SECURITIES AND EXCHANGE COMMISSION

WASHINGTON, D.C. 20549

 

 

FORM 8-K

 

 

CURRENT REPORT

Pursuant to Section 13 or 15(d) of

the Securities Exchange Act of 1934

January 29, 2013

Date of Report (Date of earliest event reported)

 

 

SYCAMORE NETWORKS, INC.

(Exact name of registrant as specified in its charter)

 

 

 

Delaware   000-27273   04-3410558

(State or other jurisdiction

of incorporation)

 

(Commission

file number)

 

(IRS Employer

Identification No.)

220 Mill Road

Chelmsford, MA 01824

(Address of principal executive offices)

(Zip code)

Registrant’s telephone number, including area code: (978) 250-2900

Not Applicable

(Former name or former address, if changed since last report)

 

 

Check the appropriate box below if the Form 8-K filing is intended to simultaneously satisfy the filing obligation of the registrant under any of the following provisions:

 

  ¨ Written communications pursuant to Rule 425 under the Securities Act (17 CFR 230.425)

 

  ¨ Soliciting material pursuant to Rule 14a-12 under the Exchange Act (17 CFR 240.14a-12)

 

  ¨ Pre-commencement communications pursuant to Rule 14d-2(b) under the Exchange Act (17 CFR 240.14d-2(b))

 

  ¨ Pre-commencement communications pursuant to Rule 13e-4(c) under the Exchange Act (17 CFR 240.13e-4(c))

 

 

 


Item 1.01: Entry into a Material Definitive Agreement

On January 31, 2013, Sycamore Networks, Inc. (“Sycamore”), in connection with the closing of the transactions contemplated by the Asset Sale Agreement (as defined and described below), entered into a non-competition and non-solicitation agreement with Sycamore Networks Solutions, Inc. (formerly known as Sunrise Acquisition Corp.) (“Buyer”), a portfolio company of Marlin Equity Partners, a global private investment firm, pursuant to which Sycamore agreed not to compete with Buyer with respect to the Intelligent Bandwidth Management Business (as defined and described below), not to hire employees of Buyer and not to allow any of Sycamore’s officers or directors to solicit such employees to work for Sycamore or any other person, in each case subject to certain exceptions and for a period of eighteen months following the date of the closing of the Asset Sale (as defined below).

The foregoing description of the non-competition and non-solicitation agreement does not purport to be complete and is qualified in its entirety by reference to the full text of the agreement filed as Exhibit 2.2 to this Current Report on Form 8-K and incorporated herein by reference.

Item 2.01: Completion of Acquisition or Disposition of Assets

Sale of Intelligent Bandwidth Management Business

On January 31, 2013, Sycamore completed the sale of substantially all of Sycamore’s assets primarily related to Sycamore’s Intelligent Bandwidth Management business, including inventory, fixed assets, intellectual property rights (other than patents and patent applications), contracts, certain real estate leases, Sycamore’s subsidiaries in Shanghai (subject to the receipt of government approval), the Netherlands and Japan, and certain shared facilities and assets (together, the “Intelligent Bandwidth Management Business”) to Buyer pursuant to the previously disclosed Asset Purchase and Sale Agreement dated October 23, 2012 by and between Sycamore and Buyer (the “Asset Sale Agreement”), for a total purchase price of $18.75 million in cash (subject to a working capital adjustment as provided in the Asset Sale Agreement) and the assumption by Buyer of certain related liabilities (the “Asset Sale”).

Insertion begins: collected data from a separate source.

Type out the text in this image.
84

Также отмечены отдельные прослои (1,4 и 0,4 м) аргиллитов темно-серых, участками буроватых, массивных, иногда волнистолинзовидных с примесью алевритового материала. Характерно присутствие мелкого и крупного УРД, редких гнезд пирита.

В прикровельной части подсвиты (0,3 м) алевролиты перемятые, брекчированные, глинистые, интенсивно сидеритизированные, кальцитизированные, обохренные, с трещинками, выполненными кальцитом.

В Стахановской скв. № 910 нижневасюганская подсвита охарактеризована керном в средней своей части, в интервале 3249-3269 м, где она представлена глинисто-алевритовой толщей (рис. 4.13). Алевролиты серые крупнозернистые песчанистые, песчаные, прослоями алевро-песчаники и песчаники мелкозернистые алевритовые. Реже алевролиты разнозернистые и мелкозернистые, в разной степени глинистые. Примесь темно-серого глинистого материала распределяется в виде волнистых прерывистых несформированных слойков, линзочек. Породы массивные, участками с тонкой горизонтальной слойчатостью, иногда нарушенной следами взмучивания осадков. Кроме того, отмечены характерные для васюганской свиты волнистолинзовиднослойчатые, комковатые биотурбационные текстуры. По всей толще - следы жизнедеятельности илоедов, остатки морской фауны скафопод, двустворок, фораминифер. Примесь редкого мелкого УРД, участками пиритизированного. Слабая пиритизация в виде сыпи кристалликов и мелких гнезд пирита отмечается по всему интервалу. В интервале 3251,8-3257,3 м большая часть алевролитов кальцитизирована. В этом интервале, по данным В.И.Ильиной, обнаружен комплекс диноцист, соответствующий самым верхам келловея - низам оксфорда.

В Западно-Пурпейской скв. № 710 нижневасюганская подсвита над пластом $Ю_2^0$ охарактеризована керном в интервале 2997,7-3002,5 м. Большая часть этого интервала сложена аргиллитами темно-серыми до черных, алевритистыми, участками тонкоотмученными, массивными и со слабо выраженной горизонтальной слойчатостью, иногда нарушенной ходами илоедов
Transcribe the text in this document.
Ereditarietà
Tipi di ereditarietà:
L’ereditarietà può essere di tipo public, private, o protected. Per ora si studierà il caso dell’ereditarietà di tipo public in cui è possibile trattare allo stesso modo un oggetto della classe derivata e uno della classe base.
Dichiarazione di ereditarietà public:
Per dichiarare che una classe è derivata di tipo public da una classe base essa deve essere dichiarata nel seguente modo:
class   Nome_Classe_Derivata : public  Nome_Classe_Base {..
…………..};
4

The transfer of the equity interests of Sycamore’s subsidiary in Shanghai is expected to occur at a later date following the receipt of Chinese regulatory approval. A copy of the Asset Sale Agreement was filed as Exhibit 2.1 to Sycamore’s Current Report on Form 8-K filed with the Securities and Exchange Commission (the “Commission”) on October 23, 2012 and is incorporated herein by reference. The Asset Sale was also further described in Sycamore’s Definitive Proxy Statement on Schedule 14A filed with the Commission on December 28, 2012 (the “Definitive Proxy Statement”).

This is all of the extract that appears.